Barcelona's Olympic Stadium during a Bruce Springsteen concert on April 28, 2023
Barcelona's Olympic Stadium during a Bruce Springsteen concert on April 28, 2023 / Jordi Borràs
Gerard Escaich Folch

Gerard Escaich Folch | @gescaichfolch | Barcelona

May 6, 2023 11:31 AM

May 6, 2023 11:31 AM

Fanatics queued up for a week just to be the first to enter the venue where Bruce Springsteen played in Barcelona this year. Others buy tickets to see the same artist performing on consecutive nights, some of these die-hards have seen him play dozens of times. Catalonia's madness for the New Jersey guitar hero began in 1981 and continues strong to this day.

Bruce Springsteen played his first concert in Barcelona, and in Spain, on April 21, 1981. At the time, "he was not very well known," as Gay Mercader, the promoter who organized The Boss's first gig in the country, tells Catalan News.

Back then, the American rock star performed on a Tuesday after Easter Monday, and around 150 tickets went unsold in a 7,000-capacity venue. 

In fact, he was so unknown that "the printing company printed his name on the concert poster as Bruce Espringsteen, with an E," Mercader recounts. Catalonia's passion for the singer after all these years is started with those first fans at the 1981 gig, who spoke about the show and spread the legend.

More than four decades on, tickets going unsold for a Springsteen concert in Barcelona is now unimaginable. In 2023, Springsteen sold out Barcelona's Olympic Stadium in a matter of minutes, with concert organizers adding a second date soon after which also sold out minutes after going on sale.

But how is it that a 73-year-old rock singer is so beloved in Catalonia after so many years?

Mercader had planned the first show in 1981 because it "interested" him. "My world is and has always been to offer the most interesting artists to the public, and at the time, Bruce Springsteen was essential," he says, pointing out that he could see the singer had a "lot of potential."

 

Among the 3,500 concerts Mercader has organized, Springsteen stands among names such as The Rolling Stones, Bob Marley, and Queen, to name but a few. Nearly all European tours have stopped in the Catalan capital after Mercader organized that first gig.

Springsteen's passion for Catalonia

But the love doesn't only go one way: the artist "has always chosen the city for his most touching moments," Jordi Bianciotto, music journalist at Spanish newspaper El Periódico, explained to this media outlet.

In fact, when "he returned in 1988, seven years after the first gig, the phenomenon was a huge success," he adds.

In 1992, when The Boss split with the E Street Band and tried out a new group, "he chose six European cities to test the experience and Barcelona was one of them," Bianciotto point out.

"In 1999, when he returned with the E Street Band and did the first world tour, it started with two concerts in Barcelona's Palau Sant Jordi."

The comparison between Barcelona and the Spanish capital, Madrid, is even quite noticeable as the singer has come to the Catalan capital over 20 times and to Madrid only on 11 occasions, so "there is no argument," Bianciotto says.

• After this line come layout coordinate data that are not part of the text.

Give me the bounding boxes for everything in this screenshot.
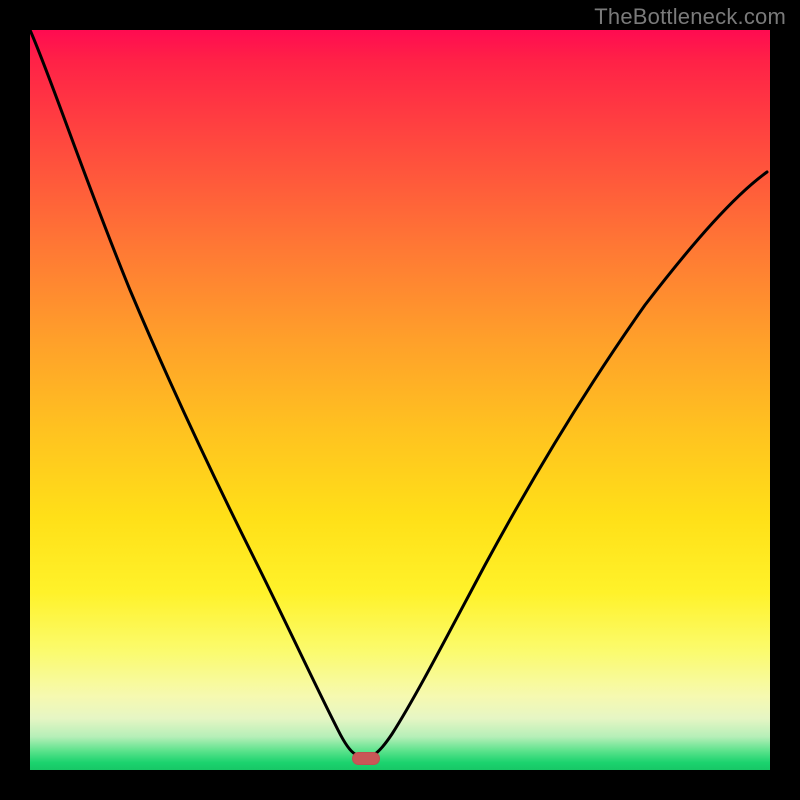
outer-frame: TheBottleneck.com: [0, 0, 800, 800]
curve-path: [30, 30, 767, 754]
watermark-text: TheBottleneck.com: [594, 4, 786, 30]
optimal-marker-pill: [352, 752, 380, 765]
plot-area: [30, 30, 770, 770]
bottleneck-curve: [30, 30, 770, 770]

The artist once said that "he really enjoyed the lack of cynicism from fans in Barcelona," the journalist adds. 

'Not very common'

The welcome Bruce has received in Barcelona through the years could be another reason he has chosen the city to start his European tour in 2023

When artists start a tour, "they are always nervous," Mercader says, but for this reason, "if you start in a country where people are already excited about the concert, even before starting to sing, you are already starting well."

And if the singer performs well, the audience becomes more invested. "What Springsteen does is not very common, not a lot of people can play for three hours straight with the same energy, but he manages to do it," Mercader says.

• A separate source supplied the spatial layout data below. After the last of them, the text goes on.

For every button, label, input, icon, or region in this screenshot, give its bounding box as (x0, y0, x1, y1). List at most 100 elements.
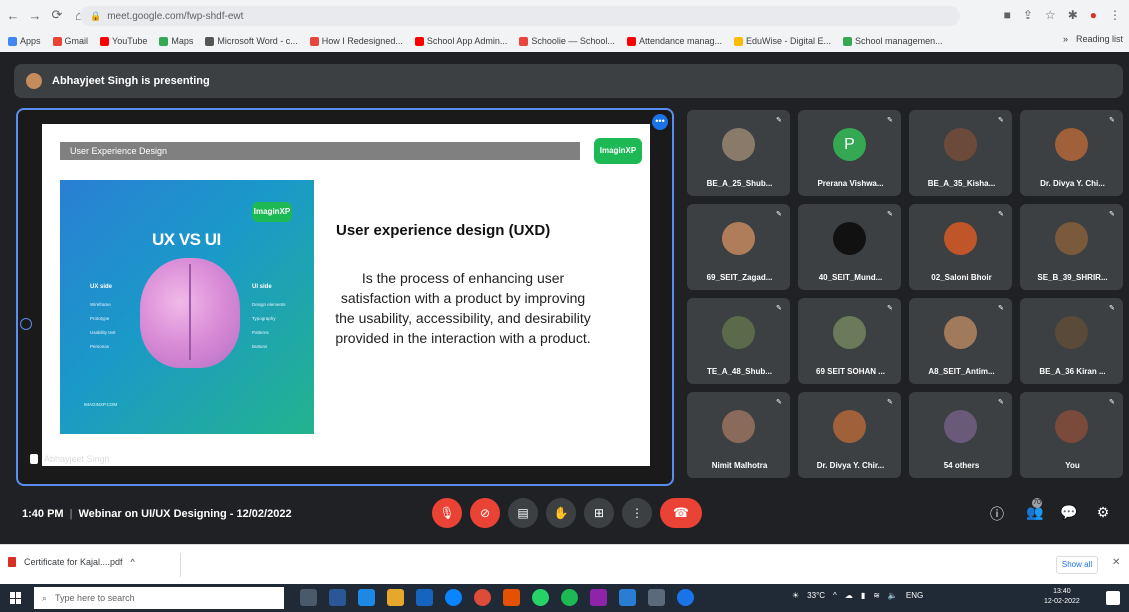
mic-muted-icon: ✎ (887, 117, 893, 124)
bookmark-item[interactable]: Maps (159, 36, 193, 46)
camera-off-button[interactable]: ⊘ (470, 498, 500, 528)
office-icon[interactable] (503, 589, 520, 606)
participant-tile[interactable]: ✎ TE_A_48_Shub... (687, 298, 790, 384)
participant-avatar (722, 410, 755, 443)
bookmark-item[interactable]: Microsoft Word - c... (205, 36, 298, 46)
extensions-icon[interactable]: ✱ (1068, 8, 1078, 22)
activities-icon[interactable]: ⚙ (1092, 504, 1114, 521)
bookmark-item[interactable]: YouTube (100, 36, 147, 46)
mic-off-button[interactable]: 🎙 (432, 498, 462, 528)
bookmark-icon (205, 36, 215, 46)
forward-icon[interactable]: → (26, 8, 44, 23)
bookmark-label: EduWise - Digital E... (746, 36, 832, 46)
mic-muted-icon: ✎ (887, 211, 893, 218)
participant-tile[interactable]: ✎ BE_A_36 Kiran ... (1020, 298, 1123, 384)
clock-time: 13:40 (1053, 588, 1071, 595)
participant-tile[interactable]: ✎ SE_B_39_SHRIR... (1020, 204, 1123, 290)
profile-icon[interactable]: ● (1090, 8, 1097, 22)
language-indicator[interactable]: ENG (906, 591, 923, 600)
store-icon[interactable] (358, 589, 375, 606)
participant-name: Dr. Divya Y. Chi... (1040, 179, 1105, 188)
file-explorer-icon[interactable] (387, 589, 404, 606)
present-button[interactable]: ⊞ (584, 498, 614, 528)
side-handle-icon[interactable] (20, 318, 32, 330)
participant-tile[interactable]: ✎ A8_SEIT_Antim... (909, 298, 1012, 384)
camera-blocked-icon[interactable]: ■ (1004, 8, 1011, 22)
widgets-icon[interactable] (329, 589, 346, 606)
task-view-icon[interactable] (300, 589, 317, 606)
participant-tile[interactable]: ✎ P Prerana Vishwa... (798, 110, 901, 196)
windows-start-icon[interactable] (10, 592, 22, 604)
settings-icon[interactable] (648, 589, 665, 606)
volume-icon[interactable]: 🔈 (888, 591, 898, 600)
pin-icon[interactable] (30, 454, 38, 464)
mic-muted-icon: ✎ (887, 305, 893, 312)
bookmark-icon (843, 36, 853, 46)
wifi-icon[interactable]: ≋ (873, 591, 880, 600)
participant-tile[interactable]: ✎ Dr. Divya Y. Chi... (1020, 110, 1123, 196)
participant-name: 02_Saloni Bhoir (931, 273, 992, 282)
word-icon[interactable] (619, 589, 636, 606)
reload-icon[interactable]: ⟳ (48, 7, 66, 23)
bookmark-item[interactable]: How I Redesigned... (309, 36, 403, 46)
app-icon[interactable] (590, 589, 607, 606)
ui-item: Typography (252, 316, 276, 321)
participant-tile[interactable]: ✎ 40_SEIT_Mund... (798, 204, 901, 290)
whatsapp-icon[interactable] (532, 589, 549, 606)
chrome-icon[interactable] (474, 589, 491, 606)
bookmark-item[interactable]: Apps (8, 36, 41, 46)
participant-tile[interactable]: ✎ 02_Saloni Bhoir (909, 204, 1012, 290)
chat-icon[interactable]: 💬 (1058, 504, 1080, 521)
presentation-tile[interactable]: ••• User Experience Design ImaginXP Imag… (16, 108, 674, 486)
raise-hand-button[interactable]: ✋ (546, 498, 576, 528)
browser-icon[interactable] (677, 589, 694, 606)
participant-tile[interactable]: ✎ 69_SEIT_Zagad... (687, 204, 790, 290)
taskbar-clock[interactable]: 13:40 12-02-2022 (1044, 587, 1080, 607)
cloud-icon[interactable]: ☁ (845, 591, 853, 600)
bookmark-item[interactable]: EduWise - Digital E... (734, 36, 831, 46)
share-icon[interactable]: ⇪ (1023, 8, 1033, 22)
chevron-up-icon[interactable]: ^ (131, 557, 135, 567)
close-icon[interactable]: ✕ (1112, 557, 1120, 568)
more-options-button[interactable]: ⋮ (622, 498, 652, 528)
chevron-up-icon[interactable]: ^ (833, 591, 837, 600)
notifications-icon[interactable] (1106, 591, 1120, 605)
participant-tile[interactable]: ✎ BE_A_35_Kisha... (909, 110, 1012, 196)
bookmark-item[interactable]: Gmail (52, 36, 88, 46)
info-icon[interactable]: ⓘ (986, 504, 1008, 524)
participant-tile[interactable]: ✎ Nimit Malhotra (687, 392, 790, 478)
captions-button[interactable]: ▤ (508, 498, 538, 528)
participant-tile[interactable]: ✎ You (1020, 392, 1123, 478)
menu-icon[interactable]: ⋮ (1109, 8, 1121, 22)
more-bookmarks-icon[interactable]: » (1063, 34, 1068, 44)
bookmark-item[interactable]: Attendance manag... (626, 36, 722, 46)
participant-tile[interactable]: ✎ 69 SEIT SOHAN ... (798, 298, 901, 384)
bookmark-item[interactable]: Schoolie — School... (519, 36, 615, 46)
weather-temp[interactable]: 33°C (807, 591, 825, 600)
more-options-icon[interactable]: ••• (652, 114, 668, 130)
battery-icon[interactable]: ▮ (861, 591, 865, 600)
mic-muted-icon: ✎ (1109, 399, 1115, 406)
download-item[interactable]: Certificate for Kajal....pdf ^ (8, 557, 135, 567)
end-call-button[interactable]: ☎ (660, 498, 702, 528)
bookmark-item[interactable]: School managemen... (843, 36, 943, 46)
ui-item: Design elements (252, 302, 286, 307)
address-bar[interactable]: 🔒 meet.google.com/fwp-shdf-ewt (80, 6, 960, 26)
reading-list[interactable]: Reading list (1076, 34, 1123, 44)
participant-name: Prerana Vishwa... (817, 179, 884, 188)
mic-muted-icon: ✎ (998, 211, 1004, 218)
mail-icon[interactable] (416, 589, 433, 606)
participant-tile[interactable]: ✎ 54 others (909, 392, 1012, 478)
edge-icon[interactable] (445, 589, 462, 606)
spotify-icon[interactable] (561, 589, 578, 606)
people-icon[interactable]: 👥 70 (1024, 498, 1046, 521)
weather-icon[interactable]: ☀ (792, 591, 799, 600)
back-icon[interactable]: ← (4, 8, 22, 23)
participant-tile[interactable]: ✎ BE_A_25_Shub... (687, 110, 790, 196)
bookmark-label: Apps (20, 36, 41, 46)
bookmark-item[interactable]: School App Admin... (414, 36, 507, 46)
taskbar-search[interactable]: ⌕ Type here to search (34, 587, 284, 609)
show-all-button[interactable]: Show all (1056, 556, 1098, 574)
star-icon[interactable]: ☆ (1045, 8, 1056, 22)
participant-tile[interactable]: ✎ Dr. Divya Y. Chir... (798, 392, 901, 478)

When The Boss first came to the Catalan capital in 1981, he arrived as a rock star, but in his 1988 return, he was a "superstar." "At the time, Bruce, Madonna, and Michael Jackson were the three figures of the era," Bianciotto says.

Recalling the memories of the first gig in 1981, Mercader says the spectacle "was unimaginable, people could not believe what they were seeing, and as they were more and more surprised, he gave more and more, making it the perfect storm. I think that’s why Barcelona really likes him and why he has always liked Barcelona."